When Conrad’s trial began in October 2015, he was representing himself, with longtime defense attorney Don Hicks on standby. Dressed in an orange jail jumpsuit, Conrad told jurors in his opening statement that Russell was a drug addict, alcoholic and “brutal liar.”

“You’ll be able to find out for yourself who the real Amanda Russell was,” he told them.

As testimony was about to begin the next day, Hicks sat — for the first time and only time in his decades-long career — closer to prosecutors than the defendant in the courtroom. Conrad had told other jail inmates that he would grab a deputy’s gun and shoot Hicks.

Conrad requested a discussion with prosecutors to negotiate a plea deal. Prosecutors offered a 34-year sentence in exchange for a guilty plea to aggravated murder and lesser charges. Conrad quibbled over the length of the sentence, though he acknowledged he likely will spend the rest of his life in prison.

“There’s no hope for me,” he said at the time. “In 20 years, I ain’t going to be alive.”

Conrad agreed to a 30-year sentence, but Russell’s family opposed the deal.

Defeated, Conrad asked Judge Paul Gallagher if he could return to the jail and skip the rest of his trial. Gallagher explained that this would result in a one-sided presentation of the evidence.

“I’m not giving you the right to defend me,” Conrad said.

Conrad signed a waiver to be absent from court, flipped off a newspaper photographer and went back to jail.

Conrad wasn’t in court when the jury’s verdict was read. He was found guilty of two counts of aggravated murder and one count each of felonious assault, violating a protection order and domestic violence.

Conrad will be sentenced for Russell’s murder after his new trial for the jail assault.

New trial

Conrad had been in the Summit County Jail for about two months when he got into a racially tinged fight with another inmate.

Conrad is black, while Dennis McClelland is white. Deputies said Conrad stabbed McClelland in the head on Nov. 11, 2014, with a “shank” or homemade weapon that he fashioned from a plunger handle. McClelland, now 37 and serving five years for the illegal manufacturing of drugs, was taken to Cleveland Clinic Akron General, where he was treated for lacerations. Conrad refused medical treatment, according to an incident report.

Conrad was charged with attempted aggravated murder, attempted murder and felonious assault.

Since this incident, Conrad has been segregated from other inmates in the jail. He has threatened to stab jail staff, so other extra precautions are being taken. His meals are passed through a slot in his cell door rather than the door being opened. He is handcuffed any time he is moved and escorted to court by two deputies — instead of one — and without any other inmates, said Bill Holland, a spokesman for the Summit County Sheriff’s Office.

During a recent pretrial, Conrad walked into court, spotted a Beacon Journal reporter and photographer and flashed a big smile. He then held up his middle finger.
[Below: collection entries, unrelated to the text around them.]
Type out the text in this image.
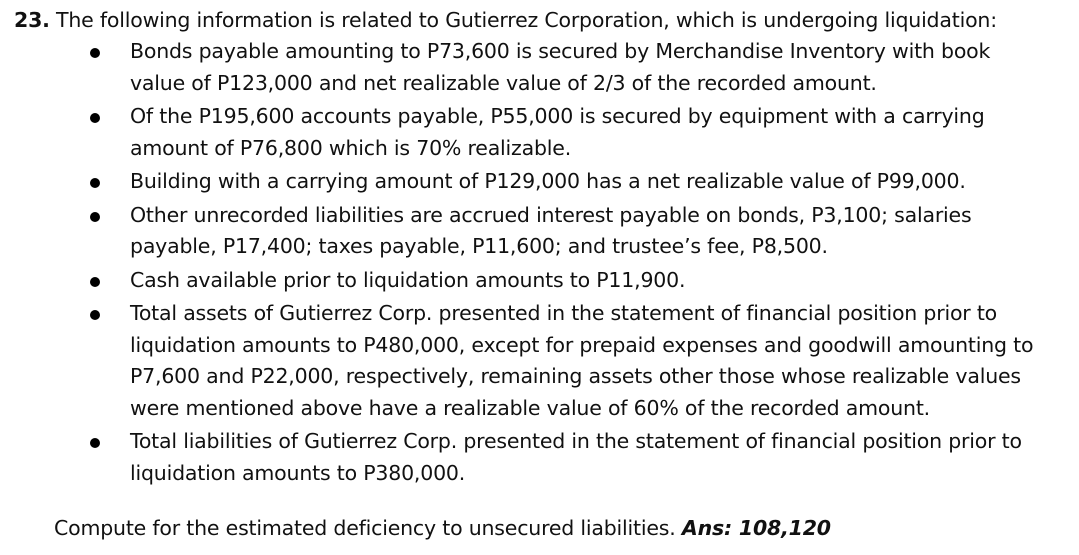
23. The following information is related to Gutierrez Corporation, which is undergoing liquidation:
Bonds payable amounting to P73,600 is secured by Merchandise Inventory with book value of P123,000 and net realizable value of 2/3 of the recorded amount.
Of the P195,600 accounts payable, P55,000 is secured by equipment with a carrying amount of P76,800 which is 70% realizable.
Building with a carrying amount of P129,000 has a net realizable value of P99,000.
Other unrecorded liabilities are accrued interest payable on bonds, P3,100; salaries payable, P17,400; taxes payable, P11,600; and trustee’s fee, P8,500.
Cash available prior to liquidation amounts to P11,900.
Total assets of Gutierrez Corp. presented in the statement of financial position prior to liquidation amounts to P480,000, except for prepaid expenses and goodwill amounting to P7,600 and P22,000, respectively, remaining assets other those whose realizable values were mentioned above have a realizable value of 60% of the recorded amount.
Total liabilities of Gutierrez Corp. presented in the statement of financial position prior to liquidation amounts to P380,000.
Compute for the estimated deficiency to unsecured liabilities. Ans: 108,120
Prosecutors offered Conrad a plea agreement that would involve him pleading guilty to felonious assault, with any prison time running concurrent with his sentence for the Russell case.

“I’m not taking their offer,” Conrad told Patricia Cosgrove, a visiting judge who was sitting in for Gallagher.
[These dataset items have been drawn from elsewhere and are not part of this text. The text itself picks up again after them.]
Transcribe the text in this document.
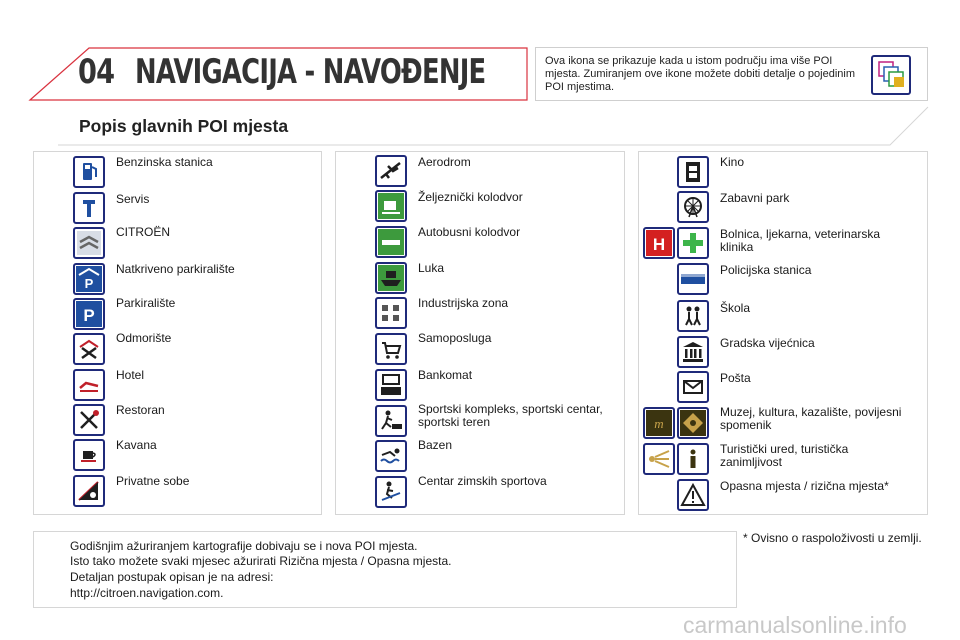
04 NAVIGACIJA - NAVOĐENJE	Ova ikona se prikazuje kada u istom području ima više POI mjesta. Zumiranjem ove ikone možete dobiti detalje o pojedinim POI mjestima.
Popis glavnih POI mjesta
Benzinska stanica
Servis
CITROËN
P
Natkriveno parkiralište
P
Parkiralište
Odmorište
Hotel
Restoran
Kavana
Privatne sobe
Aerodrom
Željeznički kolodvor
Autobusni kolodvor
Luka
Industrijska zona
Samoposluga
Bankomat
Sportski kompleks, sportski centar, sportski teren
Bazen
Centar zimskih sportova
Kino
Zabavni park
H
Bolnica, ljekarna, veterinarska klinika
Policijska stanica
Škola
Gradska vijećnica
Pošta
m
Muzej, kultura, kazalište, povijesni spomenik
Turistički ured, turistička zanimljivost
Opasna mjesta / rizična mjesta*
Godišnjim ažuriranjem kartografije dobivaju se i nova POI mjesta.
Isto tako možete svaki mjesec ažurirati Rizična mjesta / Opasna mjesta.
Detaljan postupak opisan je na adresi:
http://citroen.navigation.com.
* Ovisno o raspoloživosti u zemlji.
carmanualsonline.info
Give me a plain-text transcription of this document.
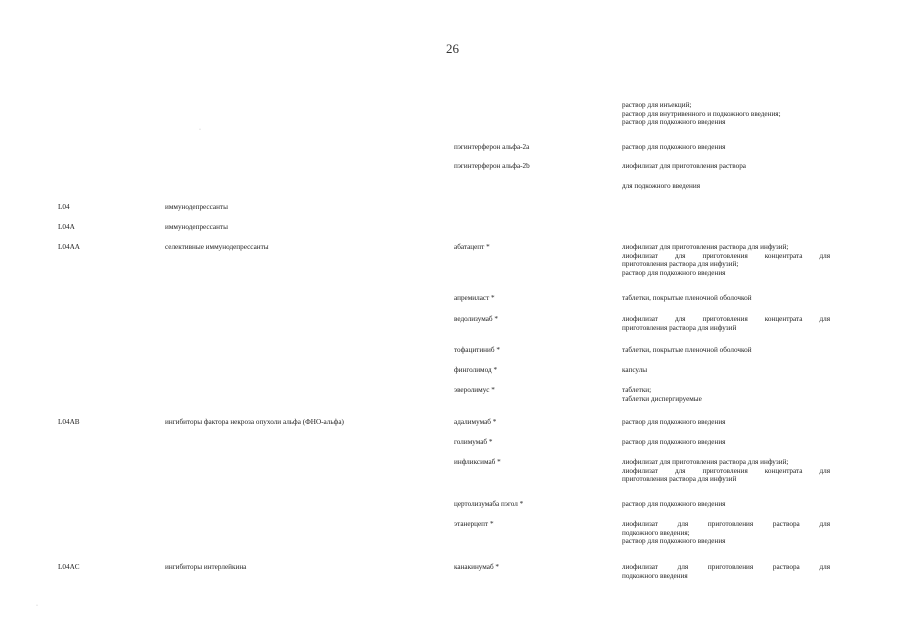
26
раствор для инъекций;
раствор для внутривенного и подкожного введения;
раствор для подкожного введения
пэгинтерферон альфа-2a	раствор для подкожного введения
пэгинтерферон альфа-2b	лиофилизат для приготовления раствора
для подкожного введения
L04	иммунодепрессанты
L04A	иммунодепрессанты
L04AA	селективные иммунодепрессанты	абатацепт *	лиофилизат для приготовления раствора для инфузий;
лиофилизат для приготовления концентрата для
приготовления раствора для инфузий;
раствор для подкожного введения
апремиласт *	таблетки, покрытые пленочной оболочкой
ведолизумаб *	лиофилизат для приготовления концентрата для
приготовления раствора для инфузий
тофацитиниб *	таблетки, покрытые пленочной оболочкой
финголимод *	капсулы
эверолимус *	таблетки;
таблетки диспергируемые
L04AB	ингибиторы фактора некроза опухоли альфа (ФНО-альфа)	адалимумаб *	раствор для подкожного введения
голимумаб *	раствор для подкожного введения
инфликсимаб *	лиофилизат для приготовления раствора для инфузий;
лиофилизат для приготовления концентрата для
приготовления раствора для инфузий
цертолизумаба пэгол *	раствор для подкожного введения
этанерцепт *	лиофилизат для приготовления раствора для
подкожного введения;
раствор для подкожного введения
L04AC	ингибиторы интерлейкина	канакинумаб *	лиофилизат для приготовления раствора для
подкожного введения
·
·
Conrad isn’t representing himself in his new case, though in the weeks leading up to his trial he stopped talking to Job Perry, his latest attorney.
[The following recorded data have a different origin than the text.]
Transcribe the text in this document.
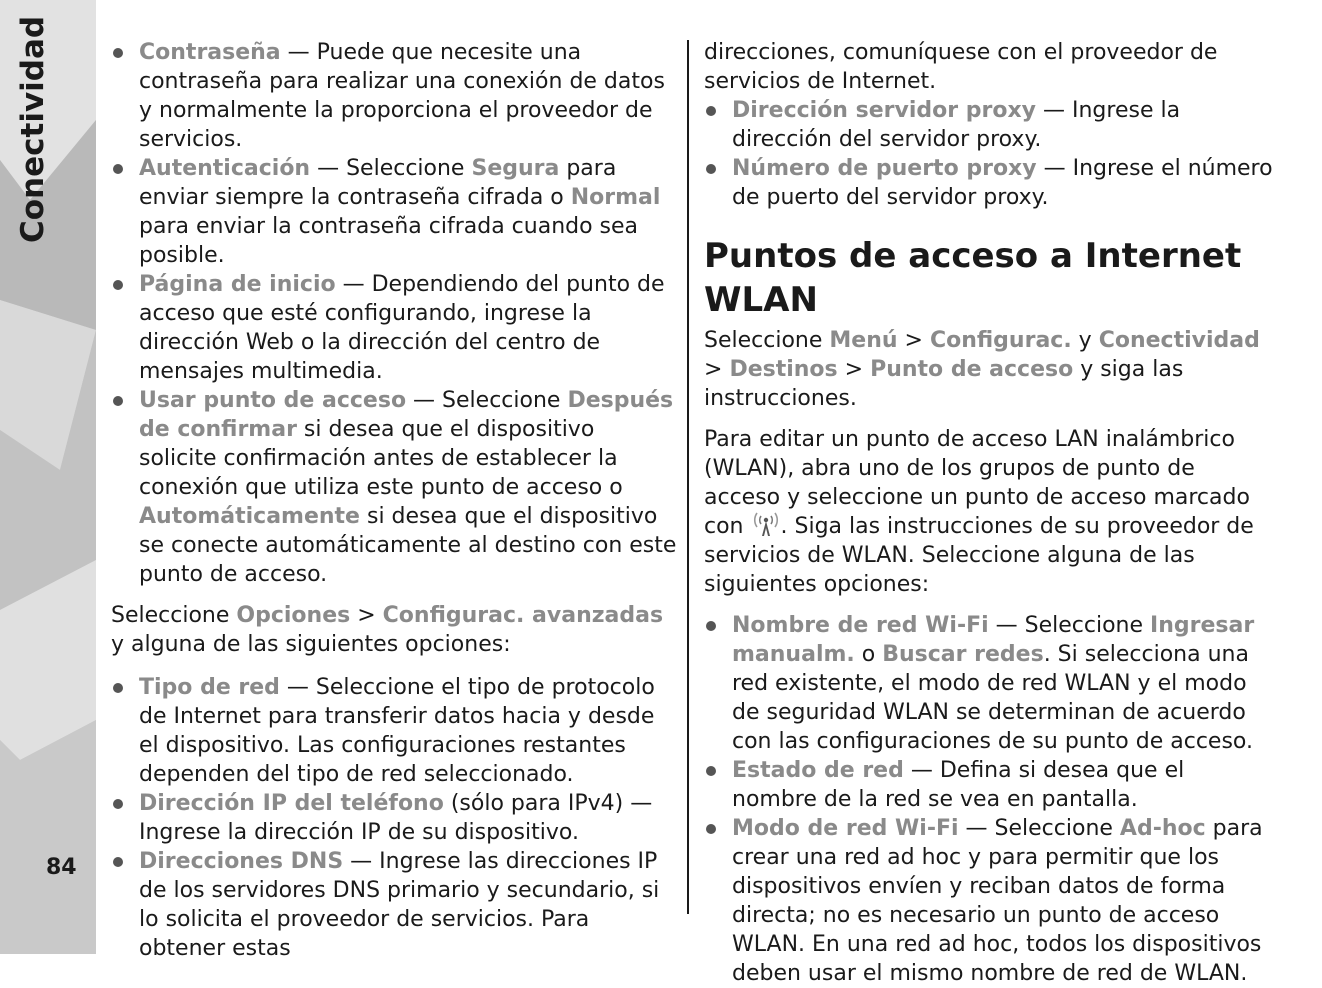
Conectividad
84
Contraseña — Puede que necesite una contraseña para realizar una conexión de datos y normalmente la proporciona el proveedor de servicios.
Autenticación — Seleccione Segura para enviar siempre la contraseña cifrada o Normal para enviar la contraseña cifrada cuando sea posible.
Página de inicio — Dependiendo del punto de acceso que esté configurando, ingrese la dirección Web o la dirección del centro de mensajes multimedia.
Usar punto de acceso — Seleccione Después de confirmar si desea que el dispositivo solicite confirmación antes de establecer la conexión que utiliza este punto de acceso o Automáticamente si desea que el dispositivo se conecte automáticamente al destino con este punto de acceso.

Seleccione Opciones > Configurac. avanzadas y alguna de las siguientes opciones:

Tipo de red — Seleccione el tipo de protocolo de Internet para transferir datos hacia y desde el dispositivo. Las configuraciones restantes dependen del tipo de red seleccionado.
Dirección IP del teléfono (sólo para IPv4) — Ingrese la dirección IP de su dispositivo.
Direcciones DNS — Ingrese las direcciones IP de los servidores DNS primario y secundario, si lo solicita el proveedor de servicios. Para obtener estas

direcciones, comuníquese con el proveedor de servicios de Internet.

Dirección servidor proxy — Ingrese la dirección del servidor proxy.
Número de puerto proxy — Ingrese el número de puerto del servidor proxy.
Puntos de acceso a Internet WLAN

Seleccione Menú > Configurac. y Conectividad > Destinos > Punto de acceso y siga las instrucciones.

Para editar un punto de acceso LAN inalámbrico (WLAN), abra uno de los grupos de punto de acceso y seleccione un punto de acceso marcado con . Siga las instrucciones de su proveedor de servicios de WLAN. Seleccione alguna de las siguientes opciones:

Nombre de red Wi-Fi — Seleccione Ingresar manualm. o Buscar redes. Si selecciona una red existente, el modo de red WLAN y el modo de seguridad WLAN se determinan de acuerdo con las configuraciones de su punto de acceso.
Estado de red — Defina si desea que el nombre de la red se vea en pantalla.
Modo de red Wi-Fi — Seleccione Ad-hoc para crear una red ad hoc y para permitir que los dispositivos envíen y reciban datos de forma directa; no es necesario un punto de acceso WLAN. En una red ad hoc, todos los dispositivos deben usar el mismo nombre de red de WLAN.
Perry, at Conrad’s request, subpoenaed numerous inmates as potential witnesses who were in the Summit County Jail when the plunger assault occurred. All of them are now incarcerated at prisons across the state and were returned to the jail for Perry to question them. The list includes Deshanon Jammal Haywood, sentenced to life in prison for a quadruple murder; Paul Reed, serving a life sentence for the beating death of his girlfriend’s ex-boyfriend; and Adrian Milbry Sr., convicted of sexually assaulting an 11-year-old child.

“We’re going to be putting every one of them on the stand,” Conrad said. “That’s why we are calling them back.”